Evaluating the Robustness of Proof Autoformalization in Lean 4
Evaluating the Robustness of Proof Autoformalization in Lean 4
评估 Lean 4 中证明自动形式化的鲁棒性
Proof autoformalization aims to translate a mathematical informal proof written in natural language into a formal proof in a formal language such as Lean 4. Several works have developed LLM-based models for proof autoformalization. 证明自动形式化旨在将用自然语言编写的非正式数学证明翻译为 Lean 4 等形式语言中的形式化证明。目前已有若干研究开发了基于大语言模型(LLM)的证明自动形式化模型。
However, existing evaluations have typically focused on translating well-formed informal proofs from curated datasets. We argue that a robust proof autoformalizer must remain faithful even for informal proofs that diverge from these idealized ones, and we present the first study on the robustness of proof autoformalization models. 然而,现有的评估通常侧重于翻译来自精选数据集的规范非正式证明。我们认为,一个鲁棒的证明自动形式化工具即使在面对偏离这些理想化样本的非正式证明时,也必须保持忠实性。为此,我们提出了首个关于证明自动形式化模型鲁棒性的研究。
We formulate two categories of perturbations and evaluate robustness under each: a global perturbation paraphrases the informal proof in a different style, under which the formalization should remain consistent; a local perturbation alters a value, symbol, or proof step, possibly in a counterfactual way, and a robust formalization should faithfully reflect the perturbation rather than reverting to the original one or inferring a different one on its own. 我们制定了两类扰动并分别评估了其鲁棒性:全局扰动以不同的风格改写非正式证明,在此情况下形式化结果应保持一致;局部扰动则改变数值、符号或证明步骤(可能以反事实的方式),而鲁棒的形式化工具应忠实地反映这些扰动,而不是恢复到原始版本或自行推断出不同的结果。
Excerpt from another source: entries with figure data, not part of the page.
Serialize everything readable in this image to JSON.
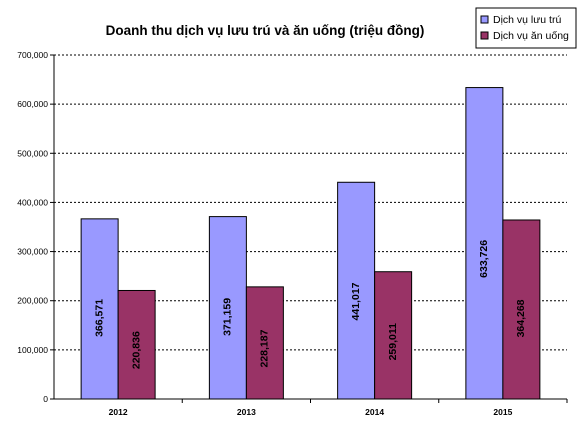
{
  "chart_data": {
    "type": "bar",
    "title": "Doanh thu dịch vụ lưu trú và ăn uống (triệu đồng)",
    "xlabel": "",
    "ylabel": "",
    "categories": [
      "2012",
      "2013",
      "2014",
      "2015"
    ],
    "series": [
      {
        "name": "Dịch vụ lưu trú",
        "values": [
          366571,
          371159,
          441017,
          633726
        ],
        "labels": [
          "366,571",
          "371,159",
          "441,017",
          "633,726"
        ],
        "color": "#9999ff"
      },
      {
        "name": "Dịch vụ ăn uống",
        "values": [
          220836,
          228187,
          259011,
          364268
        ],
        "labels": [
          "220,836",
          "228,187",
          "259,011",
          "364,268"
        ],
        "color": "#993366"
      }
    ],
    "ylim": [
      0,
      700000
    ],
    "yticks": [
      0,
      100000,
      200000,
      300000,
      400000,
      500000,
      600000,
      700000
    ],
    "ytick_labels": [
      "0",
      "100,000",
      "200,000",
      "300,000",
      "400,000",
      "500,000",
      "600,000",
      "700,000"
    ],
    "grid": true,
    "legend_position": "top-right"
  }
}
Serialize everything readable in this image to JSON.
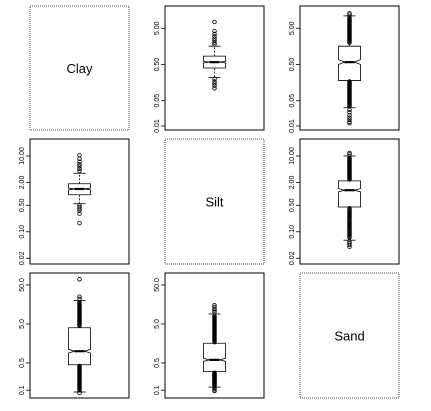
{
  "chart_data": {
    "type": "boxplot-matrix",
    "variables": [
      "Clay",
      "Silt",
      "Sand"
    ],
    "log_scale": true,
    "notched": true,
    "panels": [
      {
        "id": "clay-diag",
        "row": 0,
        "col": 0,
        "diagonal": true,
        "label": "Clay"
      },
      {
        "id": "clay-silt",
        "row": 0,
        "col": 1,
        "diagonal": false,
        "y_ticks": [
          {
            "v": 0.01,
            "t": "0.01"
          },
          {
            "v": 0.05,
            "t": "0.05"
          },
          {
            "v": 0.5,
            "t": "0.50"
          },
          {
            "v": 5,
            "t": "5.00"
          }
        ],
        "ylim": [
          0.01,
          16
        ],
        "box": {
          "whisker_low": 0.22,
          "q1": 0.4,
          "median": 0.58,
          "q3": 0.85,
          "whisker_high": 1.6,
          "notch_low": 0.55,
          "notch_high": 0.61
        },
        "outliers_high": [
          1.8,
          2.0,
          2.3,
          2.6,
          3.0,
          3.5,
          4.2,
          7.5
        ],
        "outliers_low": [
          0.2,
          0.17,
          0.15,
          0.13,
          0.11
        ]
      },
      {
        "id": "clay-sand",
        "row": 0,
        "col": 2,
        "diagonal": false,
        "y_ticks": [
          {
            "v": 0.01,
            "t": "0.01"
          },
          {
            "v": 0.05,
            "t": "0.05"
          },
          {
            "v": 0.5,
            "t": "0.50"
          },
          {
            "v": 5,
            "t": "5.00"
          }
        ],
        "ylim": [
          0.01,
          16
        ],
        "box": {
          "whisker_low": 0.032,
          "q1": 0.18,
          "median": 0.58,
          "q3": 1.6,
          "whisker_high": 11,
          "notch_low": 0.5,
          "notch_high": 0.68
        },
        "outliers_high": [
          12,
          13
        ],
        "outliers_low": [
          0.028,
          0.024,
          0.02,
          0.017,
          0.015,
          0.013
        ],
        "dense_low": [
          0.035,
          0.17
        ],
        "dense_high": [
          2.0,
          10
        ],
        "outliers_extreme_low": [
          0.012
        ]
      },
      {
        "id": "silt-clay",
        "row": 1,
        "col": 0,
        "diagonal": false,
        "y_ticks": [
          {
            "v": 0.02,
            "t": "0.02"
          },
          {
            "v": 0.1,
            "t": "0.10"
          },
          {
            "v": 0.5,
            "t": "0.50"
          },
          {
            "v": 2,
            "t": "2.00"
          },
          {
            "v": 10,
            "t": "10.00"
          }
        ],
        "ylim": [
          0.018,
          22
        ],
        "box": {
          "whisker_low": 0.55,
          "q1": 0.95,
          "median": 1.35,
          "q3": 1.85,
          "whisker_high": 3.5,
          "notch_low": 1.28,
          "notch_high": 1.43
        },
        "outliers_high": [
          4.0,
          4.6,
          5.3,
          6.0,
          7.0,
          8.5,
          10.5
        ],
        "outliers_low": [
          0.5,
          0.45,
          0.4,
          0.36,
          0.3,
          0.17
        ]
      },
      {
        "id": "silt-diag",
        "row": 1,
        "col": 1,
        "diagonal": true,
        "label": "Silt"
      },
      {
        "id": "silt-sand",
        "row": 1,
        "col": 2,
        "diagonal": false,
        "y_ticks": [
          {
            "v": 0.02,
            "t": "0.02"
          },
          {
            "v": 0.1,
            "t": "0.10"
          },
          {
            "v": 0.5,
            "t": "0.50"
          },
          {
            "v": 2,
            "t": "2.00"
          },
          {
            "v": 10,
            "t": "10.00"
          }
        ],
        "ylim": [
          0.018,
          22
        ],
        "box": {
          "whisker_low": 0.06,
          "q1": 0.45,
          "median": 1.25,
          "q3": 2.2,
          "whisker_high": 10,
          "notch_low": 1.13,
          "notch_high": 1.38
        },
        "outliers_high": [
          11,
          12
        ],
        "outliers_low": [
          0.055,
          0.05,
          0.045,
          0.04
        ],
        "dense_low": [
          0.07,
          0.42
        ],
        "dense_high": [
          2.4,
          9
        ]
      },
      {
        "id": "sand-clay",
        "row": 2,
        "col": 0,
        "diagonal": false,
        "y_ticks": [
          {
            "v": 0.1,
            "t": "0.1"
          },
          {
            "v": 0.5,
            "t": "0.5"
          },
          {
            "v": 5,
            "t": "5.0"
          },
          {
            "v": 50,
            "t": "50.0"
          }
        ],
        "ylim": [
          0.08,
          80
        ],
        "box": {
          "whisker_low": 0.09,
          "q1": 0.45,
          "median": 1.0,
          "q3": 4.0,
          "whisker_high": 20,
          "notch_low": 0.9,
          "notch_high": 1.12
        },
        "outliers_high": [
          22,
          25,
          70
        ],
        "outliers_low": [
          0.085
        ],
        "dense_low": [
          0.1,
          0.42
        ],
        "dense_high": [
          4.5,
          18
        ]
      },
      {
        "id": "sand-silt",
        "row": 2,
        "col": 1,
        "diagonal": false,
        "y_ticks": [
          {
            "v": 0.1,
            "t": "0.1"
          },
          {
            "v": 0.5,
            "t": "0.5"
          },
          {
            "v": 5,
            "t": "5.0"
          },
          {
            "v": 50,
            "t": "50.0"
          }
        ],
        "ylim": [
          0.08,
          80
        ],
        "box": {
          "whisker_low": 0.12,
          "q1": 0.3,
          "median": 0.6,
          "q3": 1.6,
          "whisker_high": 9,
          "notch_low": 0.55,
          "notch_high": 0.66
        },
        "outliers_high": [
          10,
          11,
          12,
          13.5,
          15
        ],
        "outliers_low": [
          0.11,
          0.1,
          0.095
        ],
        "dense_low": [
          0.13,
          0.28
        ],
        "dense_high": [
          1.7,
          8
        ]
      },
      {
        "id": "sand-diag",
        "row": 2,
        "col": 2,
        "diagonal": true,
        "label": "Sand"
      }
    ]
  }
}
We build a benchmark with both perturbations on miniF2F and MATH-500, and automatically measure how stable a proof autoformalization’s correctness is under global perturbations and how faithfully its output reflects local perturbations. We evaluate seven recent models, all of which are sensitive to global perturbations and mostly fail to remain faithful under local perturbations. 我们在 miniF2F 和 MATH-500 数据集上构建了一个包含上述两种扰动的基准测试,并自动测量了证明自动形式化在全局扰动下的正确性稳定性,以及其输出对局部扰动的反映忠实度。我们评估了七个近期模型,结果显示它们均对全局扰动敏感,且在面对局部扰动时大多无法保持忠实性。